I love the feeling of crawling into bed when I have just changed the sheets, or opened up a brand new package of them. I don’t know why it is so refreshing, but it is — and I savor that feeling when it happens.
Another pleasurable moment, especially during the winter months, is pulling the very warm bath towels out of the dryer to fold them. They cool quickly, but not before you get to sort of wrap yourself in their warmth.
I vividly remember those days when you got regular haircuts. Some of you men might remember that after the initial haircut the barber would lather up your neck with warm soap and shave the back of your neck with a straight razor. He’d follow up with a warm, damp towel to get the soap off and finally rub his hands together containing some kind of smelly substance that stung at first and then settled into a genuine tingle.
When you walked outside, the breeze felt good against your skin.
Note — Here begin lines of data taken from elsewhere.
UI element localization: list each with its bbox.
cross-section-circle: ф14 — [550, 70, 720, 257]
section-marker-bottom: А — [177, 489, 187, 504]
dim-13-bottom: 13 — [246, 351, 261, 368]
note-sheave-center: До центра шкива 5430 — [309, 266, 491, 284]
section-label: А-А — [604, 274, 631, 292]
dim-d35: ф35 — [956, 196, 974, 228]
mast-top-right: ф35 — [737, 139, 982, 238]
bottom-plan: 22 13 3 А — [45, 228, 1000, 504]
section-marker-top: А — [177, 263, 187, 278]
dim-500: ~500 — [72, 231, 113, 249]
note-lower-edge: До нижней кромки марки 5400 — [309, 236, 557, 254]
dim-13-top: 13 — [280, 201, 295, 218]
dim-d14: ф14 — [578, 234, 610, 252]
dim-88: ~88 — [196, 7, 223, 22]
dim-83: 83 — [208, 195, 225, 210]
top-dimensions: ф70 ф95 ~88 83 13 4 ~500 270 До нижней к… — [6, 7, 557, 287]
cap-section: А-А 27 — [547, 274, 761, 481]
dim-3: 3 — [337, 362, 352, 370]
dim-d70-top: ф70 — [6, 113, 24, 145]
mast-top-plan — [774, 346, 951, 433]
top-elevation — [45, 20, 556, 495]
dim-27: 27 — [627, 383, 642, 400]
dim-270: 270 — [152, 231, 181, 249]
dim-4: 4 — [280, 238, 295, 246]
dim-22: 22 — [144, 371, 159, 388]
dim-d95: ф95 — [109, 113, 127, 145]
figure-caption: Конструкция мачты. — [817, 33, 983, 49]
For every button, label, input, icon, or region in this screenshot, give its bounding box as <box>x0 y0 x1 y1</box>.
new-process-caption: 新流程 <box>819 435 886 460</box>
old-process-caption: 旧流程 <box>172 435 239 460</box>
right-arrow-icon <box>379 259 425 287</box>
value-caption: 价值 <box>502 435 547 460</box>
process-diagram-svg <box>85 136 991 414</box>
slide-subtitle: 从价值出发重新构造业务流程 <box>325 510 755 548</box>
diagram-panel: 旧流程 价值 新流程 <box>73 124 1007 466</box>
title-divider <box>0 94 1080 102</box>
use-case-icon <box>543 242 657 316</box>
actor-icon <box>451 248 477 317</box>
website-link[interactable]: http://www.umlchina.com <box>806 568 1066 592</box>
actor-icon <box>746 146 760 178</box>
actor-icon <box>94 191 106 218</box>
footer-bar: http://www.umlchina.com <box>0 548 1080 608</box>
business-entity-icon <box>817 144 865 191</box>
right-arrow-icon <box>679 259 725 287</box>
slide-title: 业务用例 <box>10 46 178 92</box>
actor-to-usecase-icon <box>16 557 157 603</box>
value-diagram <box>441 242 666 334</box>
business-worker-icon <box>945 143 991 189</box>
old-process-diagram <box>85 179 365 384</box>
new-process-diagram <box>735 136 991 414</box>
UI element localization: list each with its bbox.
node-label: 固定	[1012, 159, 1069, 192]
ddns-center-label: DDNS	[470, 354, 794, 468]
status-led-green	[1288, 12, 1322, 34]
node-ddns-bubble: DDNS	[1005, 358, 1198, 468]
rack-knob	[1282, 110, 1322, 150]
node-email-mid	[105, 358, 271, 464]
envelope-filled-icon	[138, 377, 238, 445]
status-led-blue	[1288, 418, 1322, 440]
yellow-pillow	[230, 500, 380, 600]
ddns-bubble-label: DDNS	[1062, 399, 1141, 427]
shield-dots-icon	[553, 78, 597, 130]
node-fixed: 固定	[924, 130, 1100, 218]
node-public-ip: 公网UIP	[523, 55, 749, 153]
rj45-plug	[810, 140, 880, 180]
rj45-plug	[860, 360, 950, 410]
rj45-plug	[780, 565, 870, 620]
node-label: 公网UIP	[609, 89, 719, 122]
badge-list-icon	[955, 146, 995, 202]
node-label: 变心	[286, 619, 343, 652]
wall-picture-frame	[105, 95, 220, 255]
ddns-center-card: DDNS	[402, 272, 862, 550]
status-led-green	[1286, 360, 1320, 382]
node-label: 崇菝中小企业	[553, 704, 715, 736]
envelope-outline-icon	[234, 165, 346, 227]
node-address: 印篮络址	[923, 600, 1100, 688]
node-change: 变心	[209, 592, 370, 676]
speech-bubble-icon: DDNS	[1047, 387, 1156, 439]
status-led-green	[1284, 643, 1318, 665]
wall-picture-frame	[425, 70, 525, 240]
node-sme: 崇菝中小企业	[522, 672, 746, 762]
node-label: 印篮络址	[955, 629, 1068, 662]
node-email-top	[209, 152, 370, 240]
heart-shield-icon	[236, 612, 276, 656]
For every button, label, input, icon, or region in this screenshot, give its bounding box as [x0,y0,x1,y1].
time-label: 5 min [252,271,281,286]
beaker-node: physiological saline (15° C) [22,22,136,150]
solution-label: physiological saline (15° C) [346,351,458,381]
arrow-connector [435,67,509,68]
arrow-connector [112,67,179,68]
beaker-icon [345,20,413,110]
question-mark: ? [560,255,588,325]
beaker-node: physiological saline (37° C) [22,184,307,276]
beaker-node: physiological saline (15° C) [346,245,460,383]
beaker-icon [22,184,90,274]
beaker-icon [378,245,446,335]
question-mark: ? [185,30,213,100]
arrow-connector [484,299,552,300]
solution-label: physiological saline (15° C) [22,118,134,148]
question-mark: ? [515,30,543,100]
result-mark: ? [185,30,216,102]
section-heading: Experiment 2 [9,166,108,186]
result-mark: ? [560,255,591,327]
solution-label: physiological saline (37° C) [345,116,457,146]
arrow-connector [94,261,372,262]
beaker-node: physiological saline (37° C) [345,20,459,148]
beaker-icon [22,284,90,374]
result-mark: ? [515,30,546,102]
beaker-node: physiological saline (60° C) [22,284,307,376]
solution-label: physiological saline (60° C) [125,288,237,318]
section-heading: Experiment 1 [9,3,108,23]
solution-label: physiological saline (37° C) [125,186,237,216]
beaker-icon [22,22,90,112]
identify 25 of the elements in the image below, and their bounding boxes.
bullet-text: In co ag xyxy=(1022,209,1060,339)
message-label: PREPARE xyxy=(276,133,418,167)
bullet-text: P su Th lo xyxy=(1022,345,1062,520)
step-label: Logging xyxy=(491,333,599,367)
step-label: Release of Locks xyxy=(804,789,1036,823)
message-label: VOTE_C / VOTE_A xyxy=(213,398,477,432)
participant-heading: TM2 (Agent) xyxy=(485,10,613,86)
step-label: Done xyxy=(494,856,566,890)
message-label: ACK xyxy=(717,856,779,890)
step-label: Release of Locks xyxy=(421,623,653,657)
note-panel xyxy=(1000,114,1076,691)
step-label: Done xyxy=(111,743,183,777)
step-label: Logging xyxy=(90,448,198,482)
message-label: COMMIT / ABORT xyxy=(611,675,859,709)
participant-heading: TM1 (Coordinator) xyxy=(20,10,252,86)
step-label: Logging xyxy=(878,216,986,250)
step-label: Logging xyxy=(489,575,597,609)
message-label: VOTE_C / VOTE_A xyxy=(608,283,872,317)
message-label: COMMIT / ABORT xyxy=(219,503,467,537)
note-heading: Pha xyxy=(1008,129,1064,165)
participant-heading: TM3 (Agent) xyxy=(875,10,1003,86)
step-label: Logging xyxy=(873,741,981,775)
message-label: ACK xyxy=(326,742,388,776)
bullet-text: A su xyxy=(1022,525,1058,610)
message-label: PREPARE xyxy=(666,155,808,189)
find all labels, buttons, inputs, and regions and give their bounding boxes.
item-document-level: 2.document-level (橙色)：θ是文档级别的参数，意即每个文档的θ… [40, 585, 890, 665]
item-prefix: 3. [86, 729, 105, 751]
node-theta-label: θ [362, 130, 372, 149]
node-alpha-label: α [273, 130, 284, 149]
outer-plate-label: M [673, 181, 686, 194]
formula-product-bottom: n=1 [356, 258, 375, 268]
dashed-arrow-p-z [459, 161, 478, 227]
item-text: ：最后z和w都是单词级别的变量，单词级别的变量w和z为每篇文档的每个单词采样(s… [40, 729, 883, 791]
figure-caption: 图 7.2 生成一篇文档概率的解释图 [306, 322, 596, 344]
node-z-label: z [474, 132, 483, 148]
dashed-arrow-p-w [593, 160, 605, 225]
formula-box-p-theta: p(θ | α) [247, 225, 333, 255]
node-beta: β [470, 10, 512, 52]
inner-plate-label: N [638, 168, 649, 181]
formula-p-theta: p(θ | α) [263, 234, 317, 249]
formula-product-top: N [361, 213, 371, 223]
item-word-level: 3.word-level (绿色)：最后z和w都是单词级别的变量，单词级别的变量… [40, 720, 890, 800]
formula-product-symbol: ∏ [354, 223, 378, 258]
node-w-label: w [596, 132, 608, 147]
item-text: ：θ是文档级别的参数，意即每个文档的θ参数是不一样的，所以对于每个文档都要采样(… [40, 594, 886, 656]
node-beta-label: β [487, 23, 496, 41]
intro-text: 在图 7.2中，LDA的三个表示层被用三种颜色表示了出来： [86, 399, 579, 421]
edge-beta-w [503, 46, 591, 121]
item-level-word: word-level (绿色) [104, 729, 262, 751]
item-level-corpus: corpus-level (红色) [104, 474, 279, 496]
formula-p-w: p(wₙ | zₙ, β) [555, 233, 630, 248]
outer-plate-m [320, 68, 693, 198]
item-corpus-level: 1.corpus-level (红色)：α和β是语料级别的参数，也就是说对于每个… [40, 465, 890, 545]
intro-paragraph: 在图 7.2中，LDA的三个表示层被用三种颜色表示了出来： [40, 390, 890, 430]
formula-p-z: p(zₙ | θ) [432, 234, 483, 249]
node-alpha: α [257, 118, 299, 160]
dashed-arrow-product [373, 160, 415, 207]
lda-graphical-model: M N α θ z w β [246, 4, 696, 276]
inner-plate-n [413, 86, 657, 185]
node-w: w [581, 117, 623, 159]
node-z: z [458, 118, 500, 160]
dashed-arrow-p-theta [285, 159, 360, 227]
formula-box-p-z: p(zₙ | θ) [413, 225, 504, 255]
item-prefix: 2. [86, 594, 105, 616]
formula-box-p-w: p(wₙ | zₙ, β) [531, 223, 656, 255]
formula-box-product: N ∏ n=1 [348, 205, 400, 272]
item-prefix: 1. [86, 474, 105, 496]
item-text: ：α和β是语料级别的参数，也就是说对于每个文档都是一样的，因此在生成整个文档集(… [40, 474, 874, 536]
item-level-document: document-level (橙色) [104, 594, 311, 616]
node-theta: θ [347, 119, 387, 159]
Within minutes it was all gone.
I relish eating that first cookie off the tray when you pull it from the oven.
I love finding a really burnt potato chip in the bag. Yummy!
And, once a year, I get to celebrate the coming of a new year.
I love that.
I’m usually tired of the old year and whatever sorrowful moments it brought me. Last year it was the unexpected loss of my wife, Eileen.
But I’ve always looked forward to getting a brand new year. I don’t generally make New Year’s resolutions, at least serious ones, like a promise to jog or even ride my bike before the tires rot away.
Just writing “2017” on that first check is fun.
None of us knows what any new year will bring. What it does bring, especially for me, is renewed hope for myself and everyone I know.
My optimism doesn’t last long. But for that fleeting moment, like the feeling you get from the warm towel from the dryer, all is right with the world.